On a late May day fourteen years ago, my mom called the school office with an urgent message. At the time, I was finishing up my second and last year of teaching a specialty program for gifted and talented elementary students, and since my job for the year was nearly done, it was easy to take my mom’s call.

She wanted to tell me The Box had come – and could she open it? I told her in no uncertain terms that she could not, absolutely could not open The Box. But. If she wanted to run halfway across town with it, I’d meet her for lunch so I could open The Box. It made her day to oblige me, and between the two of us, we tracked down my sister and my dad. Within the hour, all four of us had dropped everything to converge at Schlotzsky’s deli on Capitol Drive in Wauwatosa.

DSCN3469Surrounded by beaming smiles and giddy laughter, I opened The Box. Inside were ten shrink-wrapped copies of my very first book, an endeavor with both life-changing causes and effects.

I had spent two years writing Living Whole Without a Better Half, while I was trying to learn how to do just that. Part of the learning meant packing up my little life shortly after The Box arrived and moving away from the thirty-year familiarity of home to attend seminary.

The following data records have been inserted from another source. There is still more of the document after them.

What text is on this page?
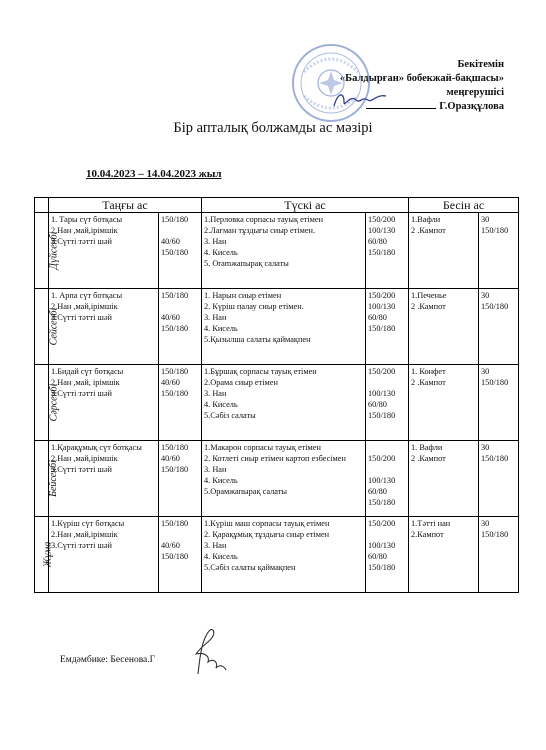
Бекітемін
«Балдырған» бобекжай-бақшасы»
меңгерушісі
Г.Оразқұлова
Бір апталық болжамды ас мәзірі
10.04.2023 – 14.04.2023 жыл
	Таңғы ас		Түскі ас		Бесін ас	
Дүйсенбі	1. Тары сүт ботқасы
2.Нан ,май,ірімшік
3.Сүтті тәтті шәй	150/180

40/60
150/180	1.Перловка сорпасы тауық етімен
2.Лағман тұздығы сиыр етімен.
3. Нан
4. Кисель
5. Оramжапырақ салаты	150/200
100/130
60/80
150/180	1.Вафли
2 .Кампот	30
150/180

Сейсенбі	1. Арпа сүт ботқасы
2.Нан ,май,ірімшік
3.Сүтті тәтті шәй	150/180

40/60
150/180	1. Нарын сиыр етімен
2. Күріш палау сиыр етімен.
3. Нан
4. Кисель
5.Қызылша салаты қаймақпен	150/200
100/130
60/80
150/180	1.Печенье
2 .Кампот	30
150/180

Сәрсенбі	1.Бидай сүт ботқасы
2.Нан ,май, ірімшік
3.Сүтті тәтті шәй	150/180
40/60
150/180	1.Бұршақ сорпасы тауық етімен
2.Орама сиыр етімен
3. Нан
4. Кисель
5.Сәбіз салаты	150/200

100/130
60/80
150/180	1. Конфет
2 .Кампот	30
150/180

Бейсенбі	1.Қарақұмық сүт ботқасы
2.Нан ,май,ірімшік
3.Сүтті тәтті шәй	150/180
40/60
150/180	1.Макарон сорпасы тауық етімен
2. Котлеті сиыр етімен картоп езбесімен
3. Нан
4. Кисель
5.Орамжапырақ салаты	150/200

100/130
60/80
150/180	1. Вафли
2 .Кампот	30
150/180

Жұма	1.Күріш сүт ботқасы
2.Нан ,май,ірімшік
3.Сүтті тәтті шәй	150/180

40/60
150/180	1.Күріш маш сорпасы тауық етімен
2. Қарақұмық тұздығы сиыр етімен
3. Нан
4. Кисель
5.Сәбіз салаты қаймақпен	150/200

100/130
60/80
150/180	1.Тәтті нан
2.Кампот	30
150/180
Емдәмбике: Бесенова.Г
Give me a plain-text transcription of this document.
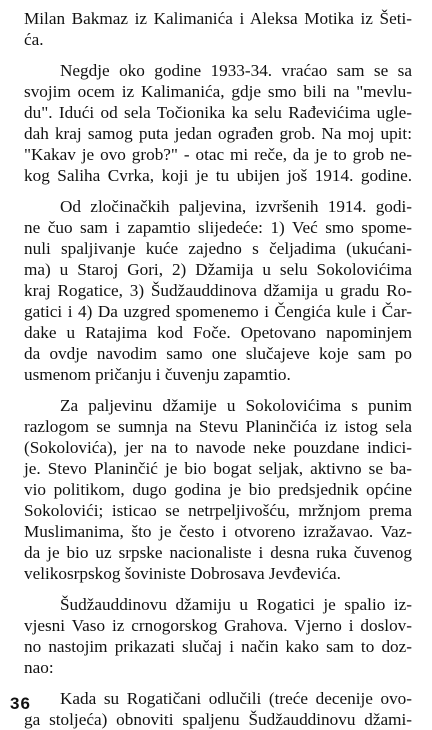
Milan Bakmaz iz Kalimanića i Aleksa Motika iz Šeti-
ća.
Negdje oko godine 1933-34. vraćao sam se sa
svojim ocem iz Kalimanića, gdje smo bili na "mevlu-
du". Idući od sela Točionika ka selu Rađevićima ugle-
dah kraj samog puta jedan ograđen grob. Na moj upit:
"Kakav je ovo grob?" - otac mi reče, da je to grob ne-
kog Saliha Cvrka, koji je tu ubijen još 1914. godine.
Od zločinačkih paljevina, izvršenih 1914. godi-
ne čuo sam i zapamtio slijedeće: 1) Već smo spome-
nuli spaljivanje kuće zajedno s čeljadima (ukućani-
ma) u Staroj Gori, 2) Džamija u selu Sokolovićima
kraj Rogatice, 3) Šudžauddinova džamija u gradu Ro-
gatici i 4) Da uzgred spomenemo i Čengića kule i Čar-
dake u Ratajima kod Foče. Opetovano napominjem
da ovdje navodim samo one slučajeve koje sam po
usmenom pričanju i čuvenju zapamtio.
Za paljevinu džamije u Sokolovićima s punim
razlogom se sumnja na Stevu Planinčića iz istog sela
(Sokolovića), jer na to navode neke pouzdane indici-
je. Stevo Planinčić je bio bogat seljak, aktivno se ba-
vio politikom, dugo godina je bio predsjednik općine
Sokolovići; isticao se netrpeljivošću, mržnjom prema
Muslimanima, što je često i otvoreno izražavao. Vaz-
da je bio uz srpske nacionaliste i desna ruka čuvenog
velikosrpskog šoviniste Dobrosava Jevđevića.
Šudžauddinovu džamiju u Rogatici je spalio iz-
vjesni Vaso iz crnogorskog Grahova. Vjerno i doslov-
no nastojim prikazati slučaj i način kako sam to doz-
nao:
Kada su Rogatičani odlučili (treće decenije ovo-
ga stoljeća) obnoviti spaljenu Šudžauddinovu džami-
36
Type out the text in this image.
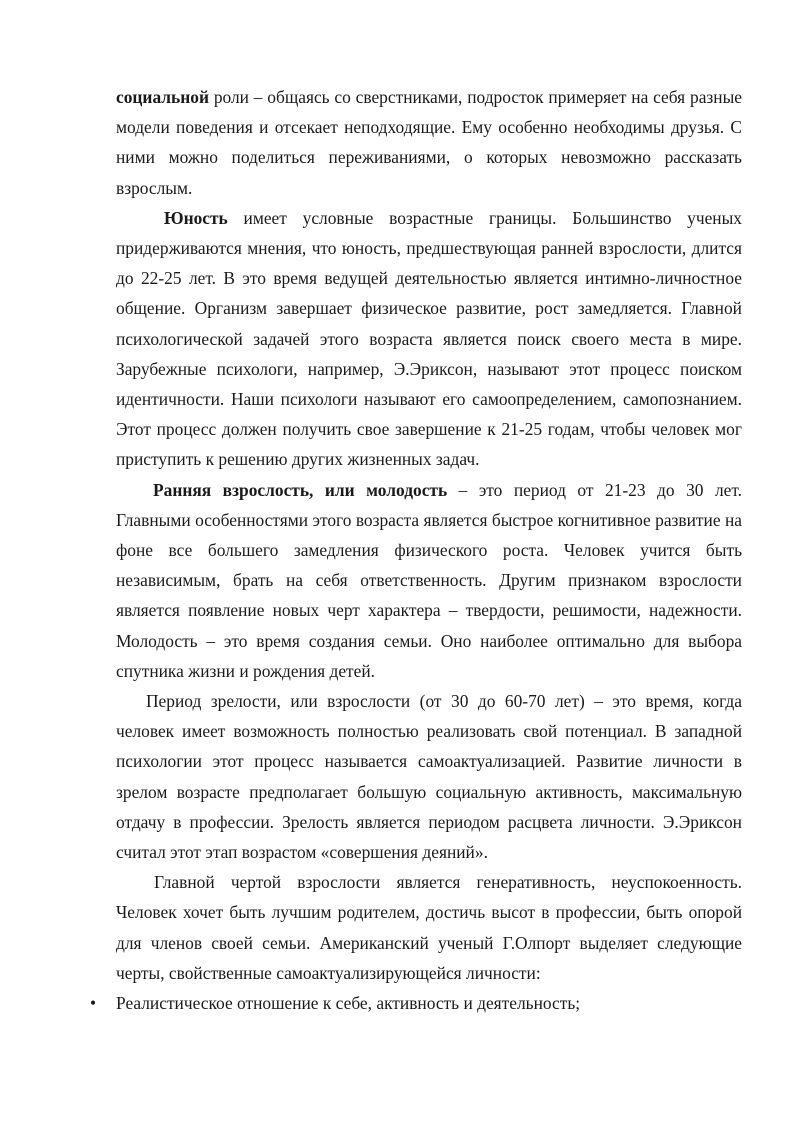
социальной роли – общаясь со сверстниками, подросток примеряет на себя разные модели поведения и отсекает неподходящие. Ему особенно необходимы друзья. С ними можно поделиться переживаниями, о которых невозможно рассказать взрослым.

Юность имеет условные возрастные границы. Большинство ученых придерживаются мнения, что юность, предшествующая ранней взрослости, длится до 22-25 лет. В это время ведущей деятельностью является интимно-личностное общение. Организм завершает физическое развитие, рост замедляется. Главной психологической задачей этого возраста является поиск своего места в мире. Зарубежные психологи, например, Э.Эриксон, называют этот процесс поиском идентичности. Наши психологи называют его самоопределением, самопознанием. Этот процесс должен получить свое завершение к 21-25 годам, чтобы человек мог приступить к решению других жизненных задач.

Ранняя взрослость, или молодость – это период от 21-23 до 30 лет. Главными особенностями этого возраста является быстрое когнитивное развитие на фоне все большего замедления физического роста. Человек учится быть независимым, брать на себя ответственность. Другим признаком взрослости является появление новых черт характера – твердости, решимости, надежности. Молодость – это время создания семьи. Оно наиболее оптимально для выбора спутника жизни и рождения детей.

Период зрелости, или взрослости (от 30 до 60-70 лет) – это время, когда человек имеет возможность полностью реализовать свой потенциал. В западной психологии этот процесс называется самоактуализацией. Развитие личности в зрелом возрасте предполагает большую социальную активность, максимальную отдачу в профессии. Зрелость является периодом расцвета личности. Э.Эриксон считал этот этап возрастом «совершения деяний».

Главной чертой взрослости является генеративность, неуспокоенность. Человек хочет быть лучшим родителем, достичь высот в профессии, быть опорой для членов своей семьи. Американский ученый Г.Олпорт выделяет следующие черты, свойственные самоактуализирующейся личности:

• Реалистическое отношение к себе, активность и деятельность;
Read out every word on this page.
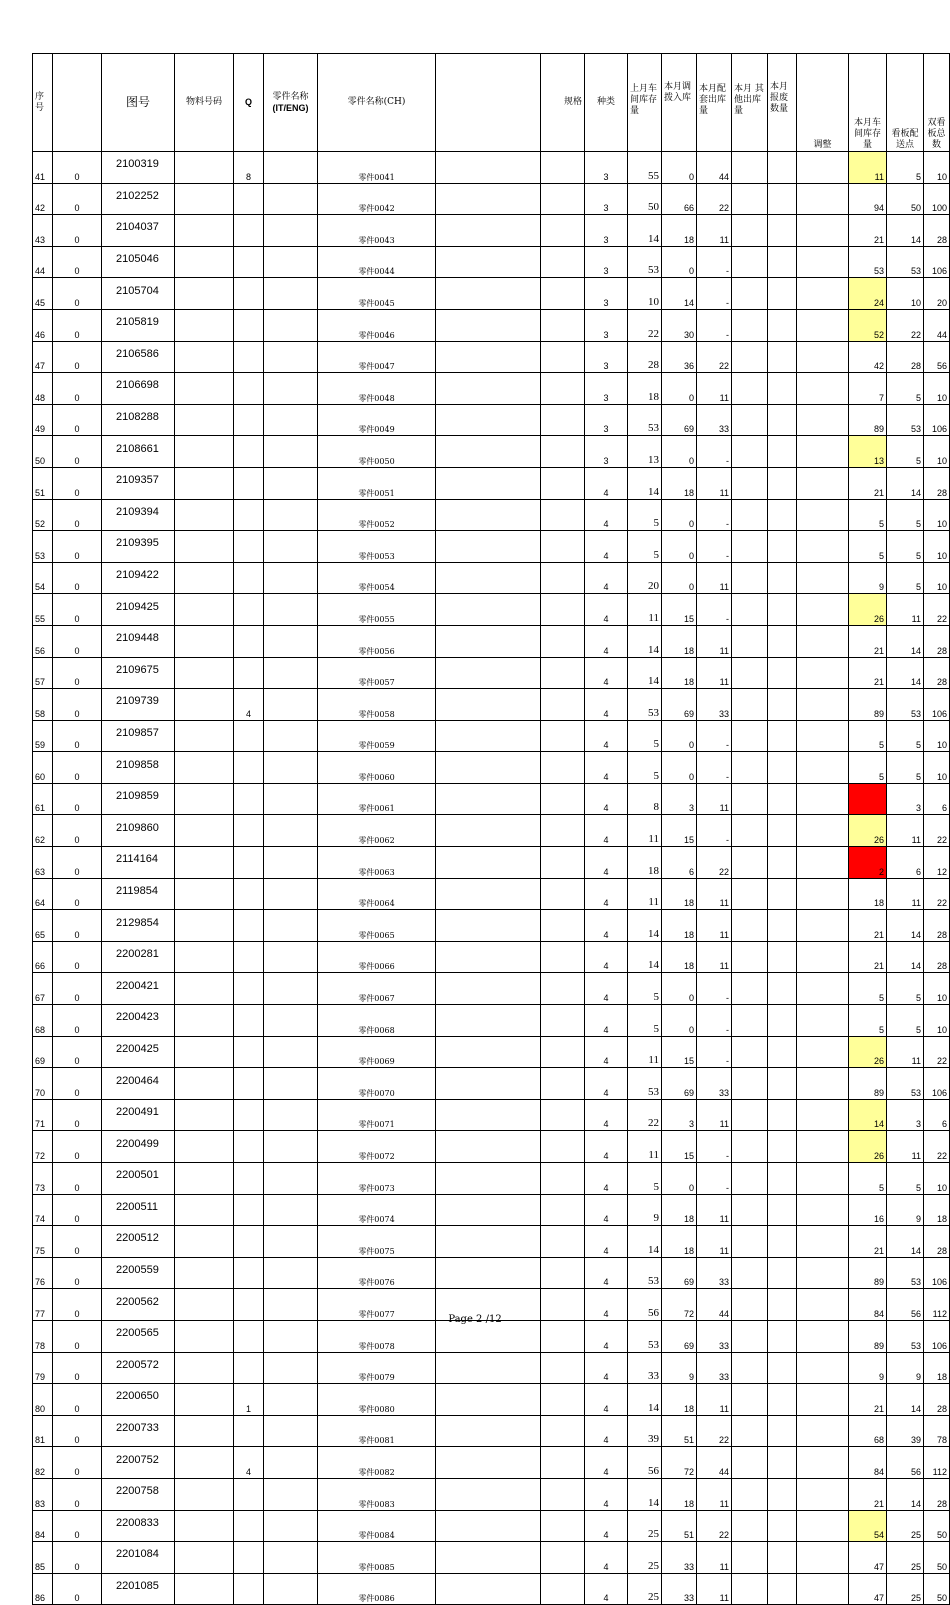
序号		图号	物料号码	Q	零件名称
(IT/ENG)	零件名称(CH)		规格	种类	上月车间库存量	本月调拨入库	本月配套出库量	本月 其他出库量	本月报废数量	调整	本月车间库存量	看板配送点	双看板总数
41	0	2100319		8		零件0041			3	55	0	44				11	5	10
42	0	2102252				零件0042			3	50	66	22				94	50	100
43	0	2104037				零件0043			3	14	18	11				21	14	28
44	0	2105046				零件0044			3	53	0	-				53	53	106
45	0	2105704				零件0045			3	10	14	-				24	10	20
46	0	2105819				零件0046			3	22	30	-				52	22	44
47	0	2106586				零件0047			3	28	36	22				42	28	56
48	0	2106698				零件0048			3	18	0	11				7	5	10
49	0	2108288				零件0049			3	53	69	33				89	53	106
50	0	2108661				零件0050			3	13	0	-				13	5	10
51	0	2109357				零件0051			4	14	18	11				21	14	28
52	0	2109394				零件0052			4	5	0	-				5	5	10
53	0	2109395				零件0053			4	5	0	-				5	5	10
54	0	2109422				零件0054			4	20	0	11				9	5	10
55	0	2109425				零件0055			4	11	15	-				26	11	22
56	0	2109448				零件0056			4	14	18	11				21	14	28
57	0	2109675				零件0057			4	14	18	11				21	14	28
58	0	2109739		4		零件0058			4	53	69	33				89	53	106
59	0	2109857				零件0059			4	5	0	-				5	5	10
60	0	2109858				零件0060			4	5	0	-				5	5	10
61	0	2109859				零件0061			4	8	3	11					3	6
62	0	2109860				零件0062			4	11	15	-				26	11	22
63	0	2114164				零件0063			4	18	6	22				2	6	12
64	0	2119854				零件0064			4	11	18	11				18	11	22
65	0	2129854				零件0065			4	14	18	11				21	14	28
66	0	2200281				零件0066			4	14	18	11				21	14	28
67	0	2200421				零件0067			4	5	0	-				5	5	10
68	0	2200423				零件0068			4	5	0	-				5	5	10
69	0	2200425				零件0069			4	11	15	-				26	11	22
70	0	2200464				零件0070			4	53	69	33				89	53	106
71	0	2200491				零件0071			4	22	3	11				14	3	6
72	0	2200499				零件0072			4	11	15	-				26	11	22
73	0	2200501				零件0073			4	5	0	-				5	5	10
74	0	2200511				零件0074			4	9	18	11				16	9	18
75	0	2200512				零件0075			4	14	18	11				21	14	28
76	0	2200559				零件0076			4	53	69	33				89	53	106
77	0	2200562				零件0077			4	56	72	44				84	56	112
78	0	2200565				零件0078			4	53	69	33				89	53	106
79	0	2200572				零件0079			4	33	9	33				9	9	18
80	0	2200650		1		零件0080			4	14	18	11				21	14	28
81	0	2200733				零件0081			4	39	51	22				68	39	78
82	0	2200752		4		零件0082			4	56	72	44				84	56	112
83	0	2200758				零件0083			4	14	18	11				21	14	28
84	0	2200833				零件0084			4	25	51	22				54	25	50
85	0	2201084				零件0085			4	25	33	11				47	25	50
86	0	2201085				零件0086			4	25	33	11				47	25	50
Page 2 /12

I had no idea what came after that (and it was a good thing), but of the move itself, I was sure.

I’ve made a long series of similar decisions in the nearly decade and a half since that deliriously happy spring day: decisions of which I was sure, though I had no idea what came next. And so, I’ve discovered, goes the life of faith: Doing your best to obey and follow, and trusting that God will see to the rest.

Yesterday another Box arrived on my doorstep. This time there were thirty free copies for the author. (Thanks, Kregel!) But my mom, dad, and sister are half a continent away, because one of those decisions made in faith moved me even farther away from familiarity. So I ate a happy-dance dinner, snapped some pictures to post on Facebook, e-celebrated with a couple friends in different time zones, and carried a copy around with me all evening.

Obeying, following, and trusting are not always easy – and their rewards are rarely immediate and often not obvious. But I do them anyway – or at least, try to – because I have a stubborn belief that God knows and does what is best and loving and good for His children. He is a good Father, and I am gratefully glad – because I know what a child I still am.